To avoid the hassle of implementing these formatting rules by hand - that could be really hard - Intl offers the ListFormat API.
What this formatter does is basically join an array of strings with the correct conjunction or disjunction to create a meaningful phrase.
Matías Hernández: [0:00] Another use case for the Intl object is to format a list, or a set, or collections of items. In different languages, lists of items can be sorted, spaced, even connected differently. If you want to support different languages, you need to support this use case using the Intl.listFormat constructor. [0:22] Let's try to use the constructor. Create a function to get the formatter and pass the correct locale default, 'en-US'. Then, let's create two variables with different formatters for different locales, in this case for English and Chinese. Let's console.log the result of these, passing just one item. Both look the same.

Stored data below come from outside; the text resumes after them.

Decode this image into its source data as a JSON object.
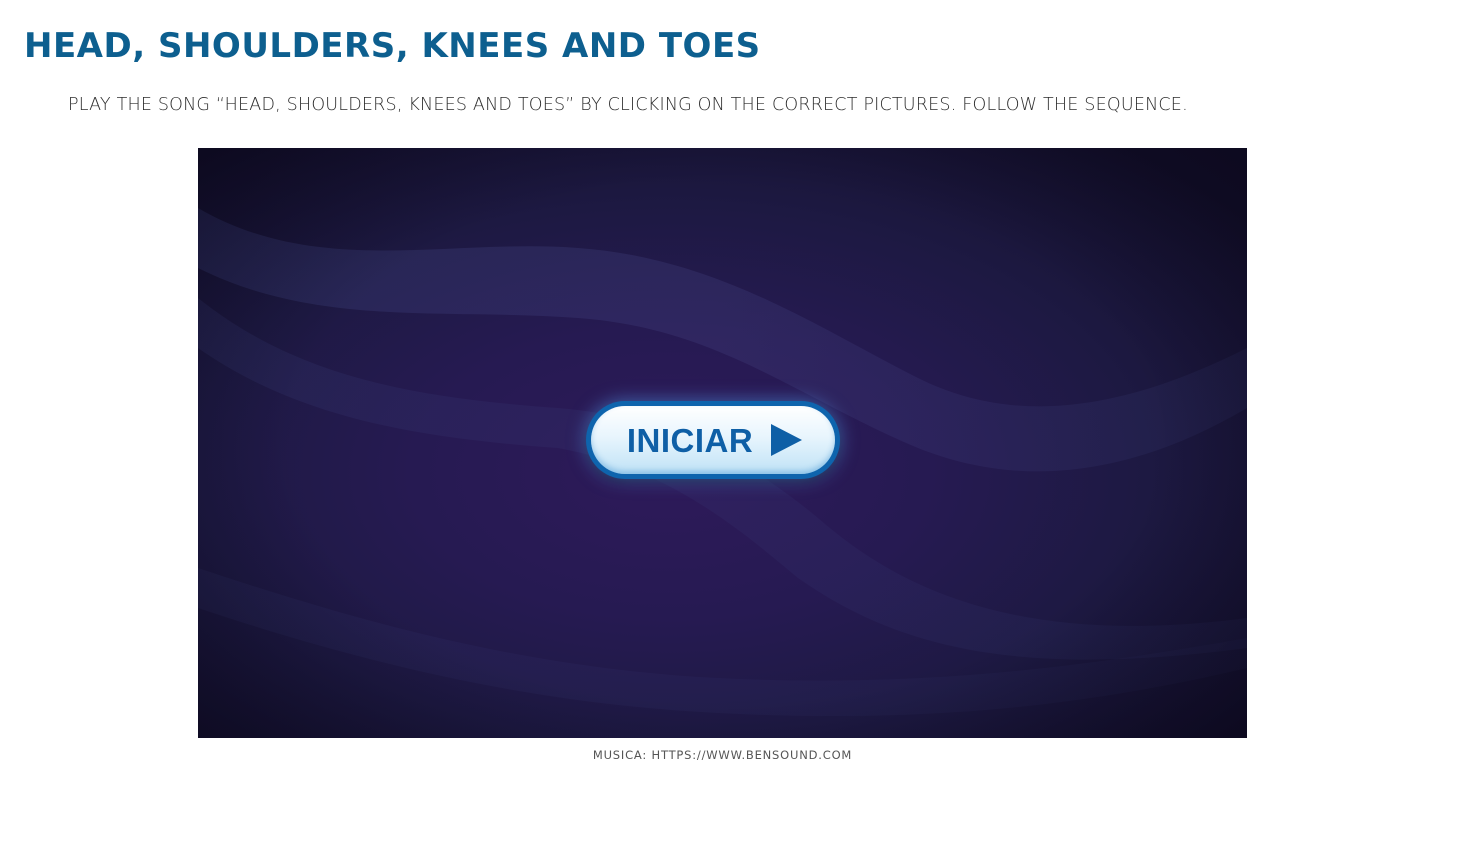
{
  "page": {
    "title": "HEAD, SHOULDERS, KNEES AND TOES",
    "instructions": "PLAY THE SONG “HEAD, SHOULDERS, KNEES AND TOES” BY CLICKING ON THE CORRECT PICTURES. FOLLOW THE SEQUENCE.",
    "credit": "MUSICA: HTTPS://WWW.BENSOUND.COM"
  },
  "game": {
    "start_button_label": "INICIAR",
    "start_button_icon": "play-triangle-icon"
  },
  "colors": {
    "title": "#0d5f8f",
    "button_text": "#0e5fa6",
    "button_border": "#0e64ad",
    "background_dark": "#1d1942",
    "background_purple": "#2e1a5a"
  }
}
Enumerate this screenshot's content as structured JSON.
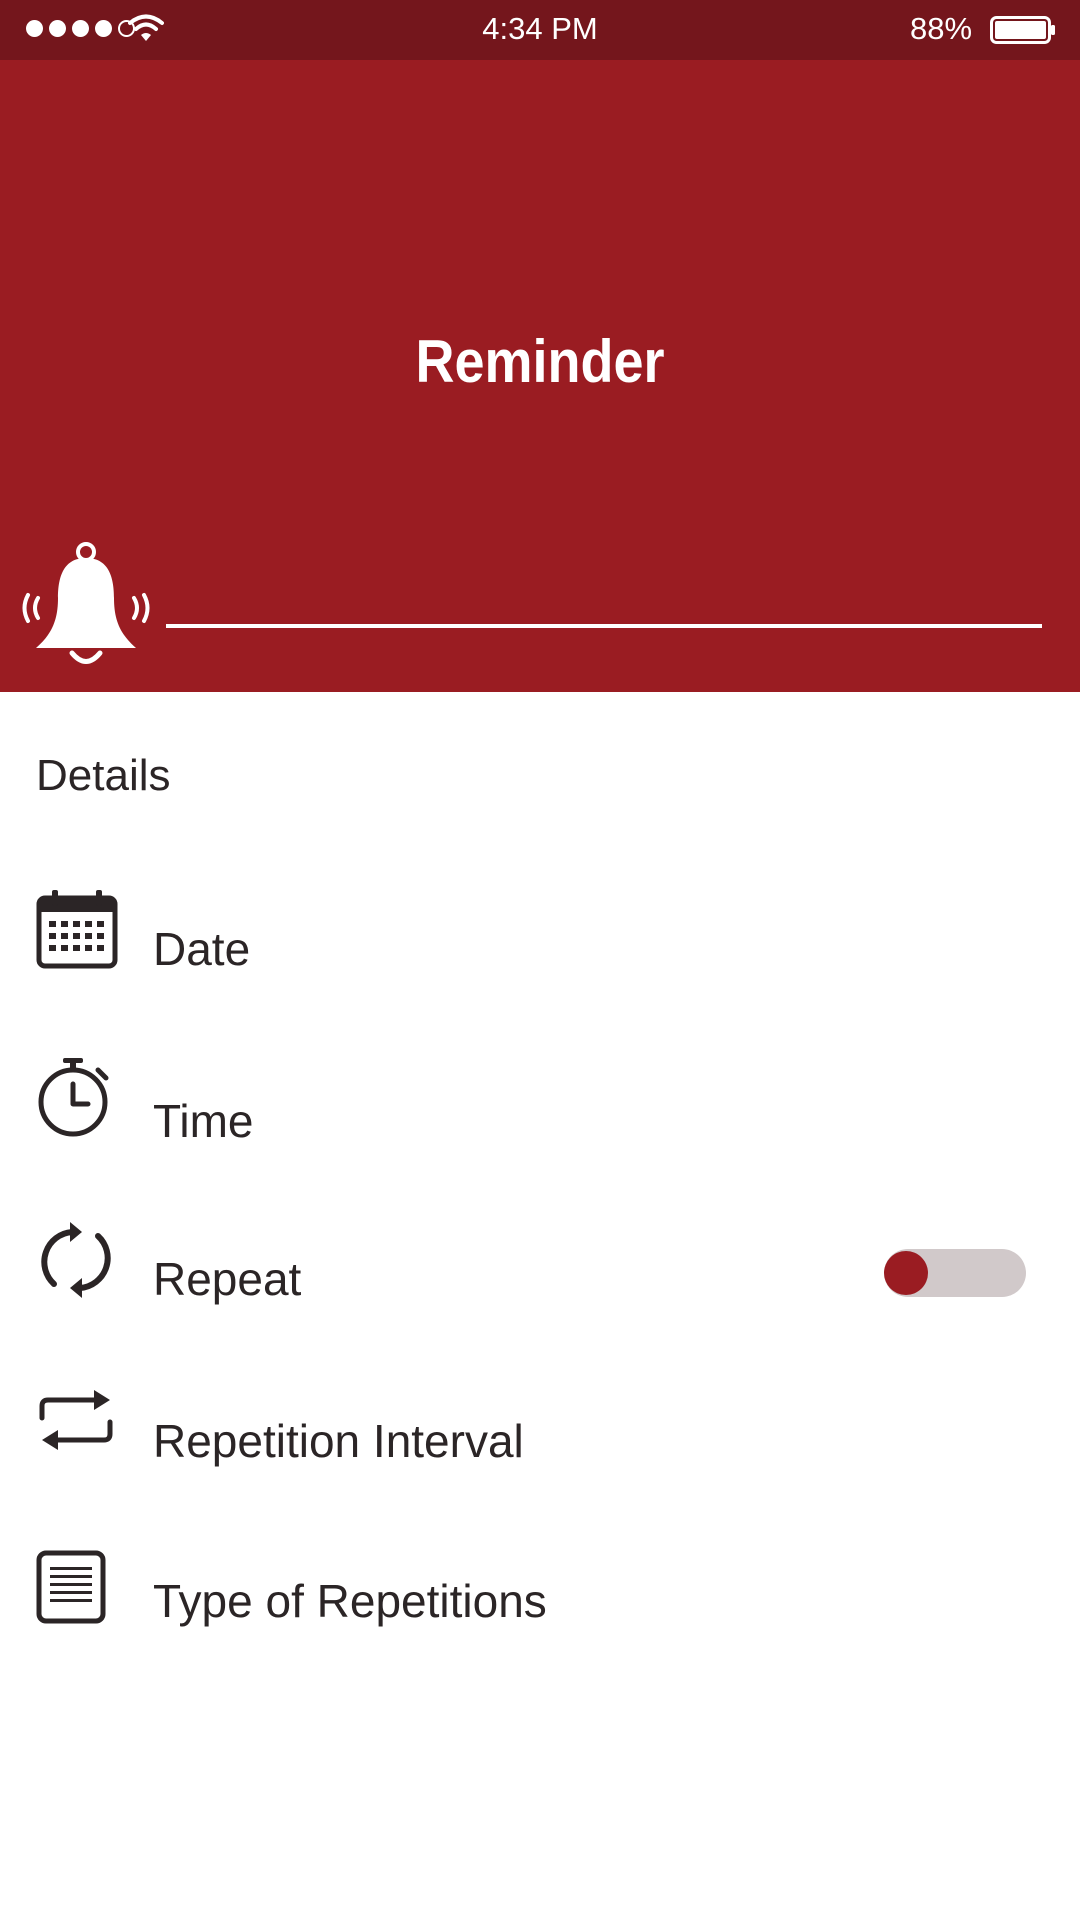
{
  "status_bar": {
    "time": "4:34 PM",
    "battery": "88%",
    "battery_level": 0.88,
    "signal_bars": 4,
    "signal_total": 5
  },
  "header": {
    "title": "Reminder",
    "icon": "bell-ringing-icon",
    "background_color": "#9a1c22"
  },
  "details": {
    "section_title": "Details",
    "items": [
      {
        "label": "Date",
        "icon": "calendar-icon"
      },
      {
        "label": "Time",
        "icon": "stopwatch-icon"
      },
      {
        "label": "Repeat",
        "icon": "refresh-icon",
        "toggle": false
      },
      {
        "label": "Repetition Interval",
        "icon": "swap-arrows-icon"
      },
      {
        "label": "Type of Repetitions",
        "icon": "document-list-icon"
      }
    ]
  },
  "colors": {
    "accent": "#9a1c22",
    "status_bar": "#74161c",
    "toggle_track": "#d1c9ca",
    "text": "#2b2526"
  }
}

[0:46] What happen if you have multiple items inside the argument of the format method? Let's check it out. Let's create a bigger list and let's pass different number of items, ['one', 'two', 'three'] , ['one', 'two', 'three', 'four']. Let's do the same with the other formatter, in this case, Chinese, just change the variable name here.
[1:15] Save and let's see how this works. For English, you know the drill, one, one and two, one, two, and three. In English, the items are separated by spaces and connected with commas, and with the "and" word.
[1:33] What happened in other languages? Let's see the Chinese example. You can notice that it's not actually split by spaces and the commas are in the opposite side. Using the listFormat constructor from the Intl object, you can handle different ways of representing lists of string items in different languages.